Dünyada şimdiye kadar binin üzerine vardır diyebilirim. Ve her geçen gün bunun üzerine yenileri ekleniyor. Dukan, Paleo, Raw Eating, Karatay, Aralıklı Oruç, ayurvedik, ketojenik şu an aklıma gelen popüler diyetler arasında. Her ülkede çok farklı beslenme modelleri mevcut. Amerika’da ketojenik, flexitarian, whole30 gibi diyet programları popülerken Çin’de light food adında çok farklı bir diyet trend olabiliyor. Bu diyetlerin bazıları tamamen düşük kalorili giderek kilo kaybını sağlarken bazılarının felsefesi hiç yiyecekleri pişirmeden beslenmeyi, bazılarıysa besinlerin doğasını, hazırlanma şeklini, tadını, kalitesini ön planda tutar.
Senin de özellikle içinde olduğun online diyet tam olarak nedir? Online diyet olarak neyi nasıl hedefliyorsun?
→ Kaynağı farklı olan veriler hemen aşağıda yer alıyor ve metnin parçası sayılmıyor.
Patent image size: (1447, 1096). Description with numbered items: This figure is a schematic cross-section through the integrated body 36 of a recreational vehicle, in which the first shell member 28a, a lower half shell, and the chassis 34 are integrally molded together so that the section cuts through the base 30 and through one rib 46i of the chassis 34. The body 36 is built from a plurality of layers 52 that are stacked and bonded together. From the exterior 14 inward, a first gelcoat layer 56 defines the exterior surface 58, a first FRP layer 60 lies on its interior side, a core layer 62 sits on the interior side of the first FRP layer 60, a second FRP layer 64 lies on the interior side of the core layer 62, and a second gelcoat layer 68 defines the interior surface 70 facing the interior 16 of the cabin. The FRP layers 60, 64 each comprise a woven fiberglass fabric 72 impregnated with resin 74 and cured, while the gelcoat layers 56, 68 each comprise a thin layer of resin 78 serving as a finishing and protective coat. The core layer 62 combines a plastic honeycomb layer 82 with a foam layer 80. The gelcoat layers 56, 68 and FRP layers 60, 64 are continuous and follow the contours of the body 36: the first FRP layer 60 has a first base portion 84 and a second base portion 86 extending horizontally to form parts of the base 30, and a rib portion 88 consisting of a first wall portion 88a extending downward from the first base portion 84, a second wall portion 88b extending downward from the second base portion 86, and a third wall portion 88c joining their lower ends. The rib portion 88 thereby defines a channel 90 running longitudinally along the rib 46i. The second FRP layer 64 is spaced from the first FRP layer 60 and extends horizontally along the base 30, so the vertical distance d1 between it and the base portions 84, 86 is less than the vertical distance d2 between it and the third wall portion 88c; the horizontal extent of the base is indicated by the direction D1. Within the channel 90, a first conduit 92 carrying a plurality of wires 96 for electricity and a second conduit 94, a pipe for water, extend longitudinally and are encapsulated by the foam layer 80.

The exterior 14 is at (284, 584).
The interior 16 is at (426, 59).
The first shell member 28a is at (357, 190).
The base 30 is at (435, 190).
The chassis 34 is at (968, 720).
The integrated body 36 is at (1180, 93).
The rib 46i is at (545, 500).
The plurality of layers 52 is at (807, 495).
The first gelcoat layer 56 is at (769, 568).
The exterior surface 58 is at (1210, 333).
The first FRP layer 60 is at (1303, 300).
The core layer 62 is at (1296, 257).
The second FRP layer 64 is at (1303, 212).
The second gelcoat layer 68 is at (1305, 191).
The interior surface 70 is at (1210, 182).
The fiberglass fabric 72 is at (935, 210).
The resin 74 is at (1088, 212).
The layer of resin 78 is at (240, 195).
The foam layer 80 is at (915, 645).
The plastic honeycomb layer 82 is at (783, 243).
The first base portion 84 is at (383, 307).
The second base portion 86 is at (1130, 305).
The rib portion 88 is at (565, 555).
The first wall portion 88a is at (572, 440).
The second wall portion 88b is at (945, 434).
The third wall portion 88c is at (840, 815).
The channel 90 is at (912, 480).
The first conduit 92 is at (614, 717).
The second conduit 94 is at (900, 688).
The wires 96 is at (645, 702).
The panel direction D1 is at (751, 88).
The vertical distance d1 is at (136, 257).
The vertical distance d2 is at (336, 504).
Online diyet; diyetisyene gitmek yerine ister evde ister işte ister yurtdışında diyetisyeni ile online olarak görüşerek yaptığı beslenme ve diyet danışmanlığı hizmetidir. Diyet sürecini zamandan tasarruf sağlayarak daha da kolaylaştırmak isteyenler online diyet hizmetinden faydalanabilir. Özellikle yoğun tempoda çalışan ve diyetisyen ziyareti yapamayanlar, yurtdışında yaşayanlar, yaşadıkları şehirlerde diyetisyene ulaşma imkânı olmayanlar ve yeni doğum yapanlar için online diyet çok daha kolay oluyor.
Online danışmanlık hizmetimin yüz yüze danışmanlıktan aslında hiçbir farkı yok. Görüşmelerimi özellikle görüntülü bir şekilde gerçekleştirerek yüz yüze görüşmelerde olduğu gibi beslenme eğitimini verip diyet planlamasını gerçekleştiriyorum. Buradaki tek fark tartı. Artık dijital tartılar evlerimize girmeye başladı. Bazı tartıların uygulamalarından bile danışanın kilo takibini gerçekleştirebiliyorum. Tartıdaki rakam aslında bu süreçte bize bir motivasyon kaynağı. Kişiye özel ilerlendiği ve sağlıklı kilo kaybı ya da alımı sağlandığı sürece istenilen hedefe ulaşmak daha kolay gerçekleşiyor. Görüntülü görüşmelerde bazı konularda daha hızlı yol alabiliyoruz danışanlarla. Mesela evlerindeki tabak, kase ölçülerine göre porsiyon miktarlarını konuşabiliyorken, aldıkları bir ürünün hemen incelemesini yapabiliyoruz.